3 Terrific Places to Enjoy Flowers and Burn Calories

Turn outdoor jaunts into tours of early-summer flowers in the city’s parks.

photo courtesy pittsburgh parks conservancy


Welcome to a season of beautiful blooms around Pittsburgh. Take time this month to turn outdoor jaunts into tours of early-summer flowers in the city’s parks. We talked with Pittsburgh Parks Conservancy horticulturist Angela Yuele to learn about a few of her favorite flower beds around town. As you take your bloom tours, keep an eye out for Yuele or her fellow gardener, Jaci Bruschi, working among the flowers. The two call themselves the “Sassy Gardeners,” and they love answering questions.

»Highland Park. You don’t have to go far to see some of Yuele’s favorite June flowers — they are right at the entry of the park, at the intersection of North Highland Avenue and Reservoir Drive. Look for yarrow, peonies and salvias, among other flowers. The Entry Garden is a perennial garden, so you’ll see these flowers each year, blooming from the end of March until November.  To do: Walk through the 18 different flower beds, and finish with a .76-mile loop around the reservoir.

»Riverview Park. Park in the Observatory parking lot or on Riverview Avenue. If you’ve got your pooch with you, enjoy the off-leash dog area, and take a stroll to the nearby Chapel Shelter. Enjoy the perennial yarrow and salvia bloom in that garden, as well as a mix of annual flowers.
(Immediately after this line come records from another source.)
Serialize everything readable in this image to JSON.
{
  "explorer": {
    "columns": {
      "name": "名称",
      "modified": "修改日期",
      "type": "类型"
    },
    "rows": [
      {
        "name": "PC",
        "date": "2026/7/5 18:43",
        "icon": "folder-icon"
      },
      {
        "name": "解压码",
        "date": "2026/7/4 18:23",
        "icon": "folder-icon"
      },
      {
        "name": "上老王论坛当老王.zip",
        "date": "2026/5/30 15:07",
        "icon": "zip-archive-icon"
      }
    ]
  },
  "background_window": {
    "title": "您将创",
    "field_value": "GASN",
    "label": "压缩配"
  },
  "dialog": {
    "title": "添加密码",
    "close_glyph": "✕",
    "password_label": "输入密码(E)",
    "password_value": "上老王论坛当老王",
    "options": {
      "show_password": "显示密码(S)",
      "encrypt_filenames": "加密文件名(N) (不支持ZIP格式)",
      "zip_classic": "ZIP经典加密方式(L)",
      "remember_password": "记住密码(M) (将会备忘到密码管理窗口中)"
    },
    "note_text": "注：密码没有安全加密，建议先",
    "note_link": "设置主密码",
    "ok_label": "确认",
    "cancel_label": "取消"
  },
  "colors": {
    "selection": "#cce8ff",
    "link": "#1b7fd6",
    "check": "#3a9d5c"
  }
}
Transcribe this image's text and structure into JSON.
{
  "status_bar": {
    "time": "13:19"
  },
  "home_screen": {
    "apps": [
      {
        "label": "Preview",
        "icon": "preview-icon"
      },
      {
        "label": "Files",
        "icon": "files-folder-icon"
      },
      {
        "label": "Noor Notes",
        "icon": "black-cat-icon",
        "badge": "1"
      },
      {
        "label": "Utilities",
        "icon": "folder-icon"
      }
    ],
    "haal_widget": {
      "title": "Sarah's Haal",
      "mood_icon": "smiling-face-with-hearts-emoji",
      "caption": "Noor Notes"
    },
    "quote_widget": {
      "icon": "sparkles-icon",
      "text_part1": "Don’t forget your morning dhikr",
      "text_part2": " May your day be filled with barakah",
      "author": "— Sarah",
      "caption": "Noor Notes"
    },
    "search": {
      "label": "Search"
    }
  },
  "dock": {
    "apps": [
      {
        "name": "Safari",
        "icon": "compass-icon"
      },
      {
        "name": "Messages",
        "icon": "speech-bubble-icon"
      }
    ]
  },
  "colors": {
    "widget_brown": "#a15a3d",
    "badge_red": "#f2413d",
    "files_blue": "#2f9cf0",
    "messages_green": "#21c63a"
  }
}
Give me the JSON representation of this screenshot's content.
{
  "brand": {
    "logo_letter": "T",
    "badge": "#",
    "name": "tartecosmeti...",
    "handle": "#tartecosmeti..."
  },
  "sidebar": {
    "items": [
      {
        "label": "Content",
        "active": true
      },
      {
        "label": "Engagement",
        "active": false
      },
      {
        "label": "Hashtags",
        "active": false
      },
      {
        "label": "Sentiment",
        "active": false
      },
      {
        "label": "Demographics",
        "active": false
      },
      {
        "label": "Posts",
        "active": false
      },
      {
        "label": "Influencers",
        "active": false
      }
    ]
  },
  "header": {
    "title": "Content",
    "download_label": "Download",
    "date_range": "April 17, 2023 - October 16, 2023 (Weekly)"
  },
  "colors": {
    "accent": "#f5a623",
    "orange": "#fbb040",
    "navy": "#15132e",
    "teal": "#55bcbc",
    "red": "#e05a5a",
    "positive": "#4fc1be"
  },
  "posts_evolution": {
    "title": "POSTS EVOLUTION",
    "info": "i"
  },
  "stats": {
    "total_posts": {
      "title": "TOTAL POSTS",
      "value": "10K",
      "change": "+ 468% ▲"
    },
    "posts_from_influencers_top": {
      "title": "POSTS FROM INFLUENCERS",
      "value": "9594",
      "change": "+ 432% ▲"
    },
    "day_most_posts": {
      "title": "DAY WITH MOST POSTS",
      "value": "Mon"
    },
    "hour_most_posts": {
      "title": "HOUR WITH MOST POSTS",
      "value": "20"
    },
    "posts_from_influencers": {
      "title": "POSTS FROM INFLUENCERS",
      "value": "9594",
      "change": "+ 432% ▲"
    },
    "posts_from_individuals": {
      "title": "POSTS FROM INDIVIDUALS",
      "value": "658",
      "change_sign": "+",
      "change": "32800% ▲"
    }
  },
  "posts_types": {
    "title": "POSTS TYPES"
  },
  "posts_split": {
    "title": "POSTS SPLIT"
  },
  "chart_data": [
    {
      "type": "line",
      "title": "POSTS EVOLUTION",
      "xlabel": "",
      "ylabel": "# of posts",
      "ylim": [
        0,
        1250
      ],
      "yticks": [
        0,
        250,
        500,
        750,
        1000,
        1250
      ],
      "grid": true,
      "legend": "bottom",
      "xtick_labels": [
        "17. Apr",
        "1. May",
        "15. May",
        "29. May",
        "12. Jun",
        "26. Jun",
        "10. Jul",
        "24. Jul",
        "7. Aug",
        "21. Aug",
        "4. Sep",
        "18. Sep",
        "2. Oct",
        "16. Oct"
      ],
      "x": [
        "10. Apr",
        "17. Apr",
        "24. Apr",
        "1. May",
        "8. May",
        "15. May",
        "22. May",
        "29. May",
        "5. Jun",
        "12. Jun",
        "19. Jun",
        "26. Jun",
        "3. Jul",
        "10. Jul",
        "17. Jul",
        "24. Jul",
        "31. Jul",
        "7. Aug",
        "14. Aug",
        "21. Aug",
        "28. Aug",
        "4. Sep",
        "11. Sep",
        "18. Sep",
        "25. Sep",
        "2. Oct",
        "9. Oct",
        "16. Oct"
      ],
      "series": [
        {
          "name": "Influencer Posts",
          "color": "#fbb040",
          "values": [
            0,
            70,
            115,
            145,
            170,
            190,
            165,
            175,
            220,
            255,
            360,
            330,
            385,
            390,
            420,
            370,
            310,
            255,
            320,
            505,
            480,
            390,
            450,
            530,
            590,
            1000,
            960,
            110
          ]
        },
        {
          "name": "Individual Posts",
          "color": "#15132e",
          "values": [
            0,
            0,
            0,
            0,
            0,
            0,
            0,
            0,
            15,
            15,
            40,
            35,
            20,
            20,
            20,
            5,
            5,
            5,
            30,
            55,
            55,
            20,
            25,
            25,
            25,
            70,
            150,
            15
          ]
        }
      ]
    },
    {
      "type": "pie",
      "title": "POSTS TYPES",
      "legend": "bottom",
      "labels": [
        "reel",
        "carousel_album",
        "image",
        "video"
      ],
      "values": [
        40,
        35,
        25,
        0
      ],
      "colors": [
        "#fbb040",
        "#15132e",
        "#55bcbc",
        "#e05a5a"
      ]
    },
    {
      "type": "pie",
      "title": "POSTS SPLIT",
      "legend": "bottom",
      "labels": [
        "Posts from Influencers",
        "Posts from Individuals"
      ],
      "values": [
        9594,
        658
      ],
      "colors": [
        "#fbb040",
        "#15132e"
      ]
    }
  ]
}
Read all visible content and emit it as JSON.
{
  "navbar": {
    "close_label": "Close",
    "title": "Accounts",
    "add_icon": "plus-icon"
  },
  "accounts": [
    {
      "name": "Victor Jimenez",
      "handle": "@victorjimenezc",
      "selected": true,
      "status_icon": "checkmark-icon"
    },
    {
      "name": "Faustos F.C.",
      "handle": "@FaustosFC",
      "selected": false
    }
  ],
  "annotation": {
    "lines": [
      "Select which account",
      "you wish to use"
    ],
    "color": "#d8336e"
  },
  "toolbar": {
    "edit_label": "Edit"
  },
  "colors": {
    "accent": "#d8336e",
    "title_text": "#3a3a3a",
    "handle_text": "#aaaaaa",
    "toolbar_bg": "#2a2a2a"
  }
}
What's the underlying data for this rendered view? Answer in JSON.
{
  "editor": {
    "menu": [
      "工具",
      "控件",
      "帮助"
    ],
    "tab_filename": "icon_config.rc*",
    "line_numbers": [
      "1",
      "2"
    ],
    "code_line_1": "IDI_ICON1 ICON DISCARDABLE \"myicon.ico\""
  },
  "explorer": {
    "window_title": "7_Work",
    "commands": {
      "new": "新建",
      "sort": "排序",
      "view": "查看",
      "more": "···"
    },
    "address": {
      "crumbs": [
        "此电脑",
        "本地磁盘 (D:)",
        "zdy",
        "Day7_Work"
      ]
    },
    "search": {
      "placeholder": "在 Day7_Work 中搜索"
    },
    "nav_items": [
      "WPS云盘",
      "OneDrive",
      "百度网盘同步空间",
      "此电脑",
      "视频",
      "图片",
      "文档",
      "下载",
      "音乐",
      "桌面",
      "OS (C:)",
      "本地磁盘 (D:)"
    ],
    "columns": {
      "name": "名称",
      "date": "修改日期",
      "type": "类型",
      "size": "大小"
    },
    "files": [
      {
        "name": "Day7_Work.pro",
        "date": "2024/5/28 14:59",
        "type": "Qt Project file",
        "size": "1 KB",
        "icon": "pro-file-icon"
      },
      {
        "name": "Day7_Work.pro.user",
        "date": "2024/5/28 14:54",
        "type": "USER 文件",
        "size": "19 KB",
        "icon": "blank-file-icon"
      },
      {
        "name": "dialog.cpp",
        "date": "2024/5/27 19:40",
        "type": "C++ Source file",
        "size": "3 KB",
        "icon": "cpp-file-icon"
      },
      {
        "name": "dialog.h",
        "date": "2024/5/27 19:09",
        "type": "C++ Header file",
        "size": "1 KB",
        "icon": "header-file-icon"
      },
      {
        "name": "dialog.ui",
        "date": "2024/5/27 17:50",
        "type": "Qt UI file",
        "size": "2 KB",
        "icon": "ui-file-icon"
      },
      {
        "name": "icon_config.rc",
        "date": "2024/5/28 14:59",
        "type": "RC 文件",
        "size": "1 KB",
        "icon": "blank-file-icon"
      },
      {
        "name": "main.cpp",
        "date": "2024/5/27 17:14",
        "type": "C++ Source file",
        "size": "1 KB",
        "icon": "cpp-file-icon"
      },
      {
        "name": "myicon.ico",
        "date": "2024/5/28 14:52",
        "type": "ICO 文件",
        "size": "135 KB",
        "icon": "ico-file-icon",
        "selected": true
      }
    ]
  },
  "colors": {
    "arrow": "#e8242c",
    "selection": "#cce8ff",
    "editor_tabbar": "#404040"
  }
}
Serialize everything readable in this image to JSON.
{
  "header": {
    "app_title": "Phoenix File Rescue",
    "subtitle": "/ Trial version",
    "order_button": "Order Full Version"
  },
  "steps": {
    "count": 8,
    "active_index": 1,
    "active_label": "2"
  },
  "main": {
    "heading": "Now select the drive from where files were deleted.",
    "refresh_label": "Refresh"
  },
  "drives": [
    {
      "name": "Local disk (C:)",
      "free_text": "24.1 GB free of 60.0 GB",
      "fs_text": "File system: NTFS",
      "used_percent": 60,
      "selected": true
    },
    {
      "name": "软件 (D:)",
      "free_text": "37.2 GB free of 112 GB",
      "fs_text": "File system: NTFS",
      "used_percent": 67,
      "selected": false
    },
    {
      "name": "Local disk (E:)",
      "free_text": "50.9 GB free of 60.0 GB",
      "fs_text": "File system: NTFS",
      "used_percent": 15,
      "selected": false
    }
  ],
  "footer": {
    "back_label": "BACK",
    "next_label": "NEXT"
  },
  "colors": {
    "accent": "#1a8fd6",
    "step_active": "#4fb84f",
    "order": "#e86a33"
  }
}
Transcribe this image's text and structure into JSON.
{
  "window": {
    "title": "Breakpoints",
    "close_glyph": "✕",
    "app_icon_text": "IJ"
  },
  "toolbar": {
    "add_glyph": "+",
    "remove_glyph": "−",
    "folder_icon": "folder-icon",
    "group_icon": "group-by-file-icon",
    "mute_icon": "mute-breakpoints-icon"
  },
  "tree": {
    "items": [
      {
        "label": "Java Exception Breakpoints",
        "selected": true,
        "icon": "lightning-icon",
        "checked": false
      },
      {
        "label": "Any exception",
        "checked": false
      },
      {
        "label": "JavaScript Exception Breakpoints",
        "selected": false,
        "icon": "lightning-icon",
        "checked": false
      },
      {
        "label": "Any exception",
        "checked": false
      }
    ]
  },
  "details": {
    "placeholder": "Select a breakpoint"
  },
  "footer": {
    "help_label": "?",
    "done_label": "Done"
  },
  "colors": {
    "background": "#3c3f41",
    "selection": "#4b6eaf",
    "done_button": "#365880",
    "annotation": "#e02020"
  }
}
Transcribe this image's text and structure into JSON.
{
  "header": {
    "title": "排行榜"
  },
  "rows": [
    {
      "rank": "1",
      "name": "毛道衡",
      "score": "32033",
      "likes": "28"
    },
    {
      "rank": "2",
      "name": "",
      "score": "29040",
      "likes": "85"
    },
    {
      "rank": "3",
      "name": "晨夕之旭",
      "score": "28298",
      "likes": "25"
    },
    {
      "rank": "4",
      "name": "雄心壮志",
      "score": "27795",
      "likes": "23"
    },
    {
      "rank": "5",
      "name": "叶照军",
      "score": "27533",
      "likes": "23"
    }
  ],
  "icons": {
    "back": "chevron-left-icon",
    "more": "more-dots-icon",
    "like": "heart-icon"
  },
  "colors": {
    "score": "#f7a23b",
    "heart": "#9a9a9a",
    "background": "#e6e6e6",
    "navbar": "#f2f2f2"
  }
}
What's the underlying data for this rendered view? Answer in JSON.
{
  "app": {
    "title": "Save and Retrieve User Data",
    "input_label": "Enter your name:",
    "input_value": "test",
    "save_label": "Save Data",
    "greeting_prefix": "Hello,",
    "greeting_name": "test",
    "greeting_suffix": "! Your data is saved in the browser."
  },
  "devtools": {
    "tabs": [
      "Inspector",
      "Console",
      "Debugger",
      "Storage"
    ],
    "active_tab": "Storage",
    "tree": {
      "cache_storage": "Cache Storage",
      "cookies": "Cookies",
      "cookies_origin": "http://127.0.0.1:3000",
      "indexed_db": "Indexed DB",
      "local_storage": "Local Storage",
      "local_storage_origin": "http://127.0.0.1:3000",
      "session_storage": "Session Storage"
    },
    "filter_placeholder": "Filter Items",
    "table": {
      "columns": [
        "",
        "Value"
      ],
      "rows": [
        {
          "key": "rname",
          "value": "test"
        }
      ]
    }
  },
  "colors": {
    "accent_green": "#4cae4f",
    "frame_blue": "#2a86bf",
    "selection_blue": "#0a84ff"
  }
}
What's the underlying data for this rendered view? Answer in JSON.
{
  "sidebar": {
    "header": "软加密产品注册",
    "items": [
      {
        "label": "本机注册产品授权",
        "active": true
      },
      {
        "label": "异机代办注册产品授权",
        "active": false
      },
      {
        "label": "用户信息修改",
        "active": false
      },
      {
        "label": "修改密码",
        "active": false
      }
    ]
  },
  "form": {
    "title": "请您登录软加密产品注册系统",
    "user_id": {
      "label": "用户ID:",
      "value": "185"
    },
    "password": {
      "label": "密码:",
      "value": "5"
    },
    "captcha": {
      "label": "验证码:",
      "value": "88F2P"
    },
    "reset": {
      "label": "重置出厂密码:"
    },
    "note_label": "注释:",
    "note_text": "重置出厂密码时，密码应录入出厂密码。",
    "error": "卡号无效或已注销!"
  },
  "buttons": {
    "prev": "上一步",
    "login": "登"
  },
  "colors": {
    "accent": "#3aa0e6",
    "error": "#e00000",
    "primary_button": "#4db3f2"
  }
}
Loop around the shelter to find two big flower beds full of zinnias, celosia and marigolds.   To do: Keep following the 2-mile loop through Riverview Park to find the Visitors Center, which contains marigolds, zinnias, celosia and begonia. Walk around the building to find a tucked-away herb garden.

»Schenley Plaza. Right off the intersection of Forbes Avenue and Schenley Drive, look for garden beds that are meant to inspire you to plant flowers at home. The Schenley Plaza gardens are part of a program called All-America Selections, which features annual plants that have been tested for home gardeners.   To do: Stroll up Flagstaff Hill and loop back to the Visitors Center.

»Volunteer. Another way to enjoy the flowers is to get your hands dirty by volunteering with the Pittsburgh Parks Conservancy. Head to pittsburghparks.org/horticulturevolunteers to sign up. You also can join for Weeding Wednesday sessions at the Highland Park Entry Garden. Sessions are scheduled from 5-7 p.m. on June 3 and 17. You’ll be trained and provided with gloves and tools.


What to eat this month: blueberries

Grab a handful of fresh blueberries while they’re in season (through August), and know you’re getting a dose of antioxidants, says Theresa Hunt, a registered dietitian nutritionist. Blueberries also are a good source of dietary fiber, vitamin C and manganese. Eating them raw will provide more nutritional benefit than eating them in baked goods (yes, even blueberry muffins), and Hunt recommends going organic. She likes eating them sprinkled over salads, in smoothies or on top of yogurt. “My favorite thing to eat for breakfast is plain Greek yogurt topped with fresh or frozen blueberries and chopped walnuts. It’s like blueberry pie in a bowl,” Hunt says.